Posted: Tue Feb 22, 2022 6:33 am
by Paul Barker
Normal looking for 16th edition. You dont have whole house protection and you dont have TT earth (which is good because earth fault impedance on TT is 100ohm sometimes more, meaning more chance of you carrying fault current.)

You need youre insulation resistance testing, and figure of 8 ring main checks, especially since you already discovered two fuses to isolate one zone. When that sort of work has been done you might have out of reach and out of sight mechanical connections which are no longer allowed, but was allowed in 16th era. So a connection could be arking (50hz oscilation lostens the screws). Yes its often white goods but bad connections out of view and rodent munching pvc in inaccessible places unknown burn houses down.

Thats why these days all screw connections should be in a visible switch or socket, because everyone associates those with electricity, and if they are making a buzz or arking noise or if when they put a plug in a socket its intermittent, they might have enough sense to call a competent person to investigate. But in youre case youre not protected by that updated safer way of wiring a house.

Once this is over, the fault is found, you could have individual rcbo’s (they give over current protection AND phase/neutral current imbalance protection) on the right side of distribution board you pictured, and you have whole house protection.

But unseen dangers under youre floors especially with the dodgy work we already expect is under there from two sources in one zone. a spur of something not fused for example, and from a different zone. It doesnt look likely from youre consumer unit, but its not uncommon to find two phases in the same zone and thats VERY BAD. But that is most unlikely unless its a converted pub or someone stole electricity from neighbours before your time in the house. Neighbours not guaranteed on same phase out of the 3 going down youre street.

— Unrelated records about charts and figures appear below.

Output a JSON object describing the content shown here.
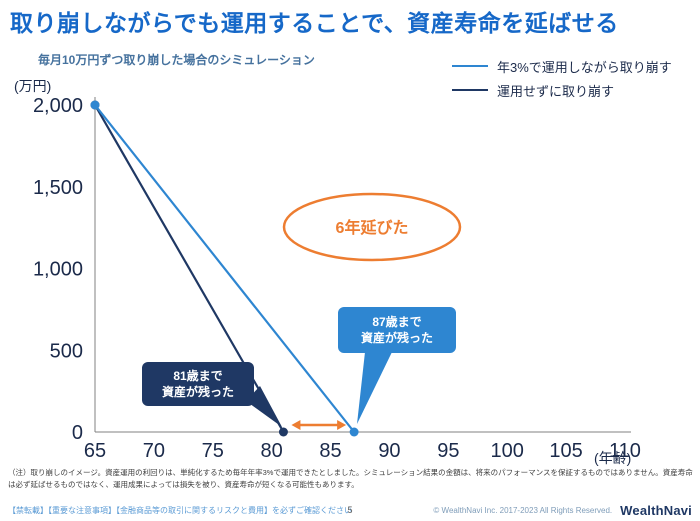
{
  "title": "取り崩しながらでも運用することで、資産寿命を延ばせる",
  "chart_data": {
    "type": "line",
    "title": "毎月10万円ずつ取り崩した場合のシミュレーション",
    "xlabel": "(年齢)",
    "ylabel": "(万円)",
    "xlim": [
      65,
      110
    ],
    "ylim": [
      0,
      2000
    ],
    "x_ticks": [
      65,
      70,
      75,
      80,
      85,
      90,
      95,
      100,
      105,
      110
    ],
    "y_ticks": [
      0,
      500,
      1000,
      1500,
      2000
    ],
    "y_tick_labels": [
      "0",
      "500",
      "1,000",
      "1,500",
      "2,000"
    ],
    "grid": false,
    "legend_position": "top-right",
    "legend": [
      {
        "label": "年3%で運用しながら取り崩す",
        "color": "#2e86d1"
      },
      {
        "label": "運用せずに取り崩す",
        "color": "#1f3864"
      }
    ],
    "series": [
      {
        "name": "運用せずに取り崩す",
        "color": "#1f3864",
        "points": [
          [
            65,
            2000
          ],
          [
            81,
            0
          ]
        ]
      },
      {
        "name": "年3%で運用しながら取り崩す",
        "color": "#2e86d1",
        "points": [
          [
            65,
            2000
          ],
          [
            87,
            0
          ]
        ]
      }
    ],
    "annotations": {
      "accent_color": "#ed7d31",
      "ellipse_label": "6年延びた",
      "gap_arrow": {
        "from_age": 81,
        "to_age": 87
      },
      "callout_navy": {
        "line1": "81歳まで",
        "line2": "資産が残った",
        "age": 81
      },
      "callout_blue": {
        "line1": "87歳まで",
        "line2": "資産が残った",
        "age": 87
      }
    }
  },
  "footnote": "（注）取り崩しのイメージ。資産運用の利回りは、単純化するため毎年年率3%で運用できたとしました。シミュレーション結果の金額は、将来のパフォーマンスを保証するものではありません。資産寿命は必ず延ばせるものではなく、運用成果によっては損失を被り、資産寿命が短くなる可能性もあります。",
  "footer": {
    "left": "【禁転載】【重要な注意事項】【金融商品等の取引に関するリスクと費用】を必ずご確認ください",
    "page": "5",
    "copyright": "© WealthNavi Inc. 2017-2023 All Rights Reserved.",
    "logo": "WealthNavi"
  }
}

If you could lend a thermal image camera which isnt a fortune these days, you may see the issue thermally. Put a good load on the circuit one at a time and try see if any hot spots. Another way to trace cables out of view is using rf. you transmit rf on the phase in question and ground then you go with a “sniffer” which pics up rf following loudest signal. There are gadjets for it that arent over expensive. Any radio ham could make you a simple one. I had one and it was imensely valuable. But my lockup is huge and piled up, and I dropped electrical work soon after the era youre house was most recently worked on by an electrician from youre consumer unit style. Chances of finding it and in good condition, since the batteries will have acid etched it.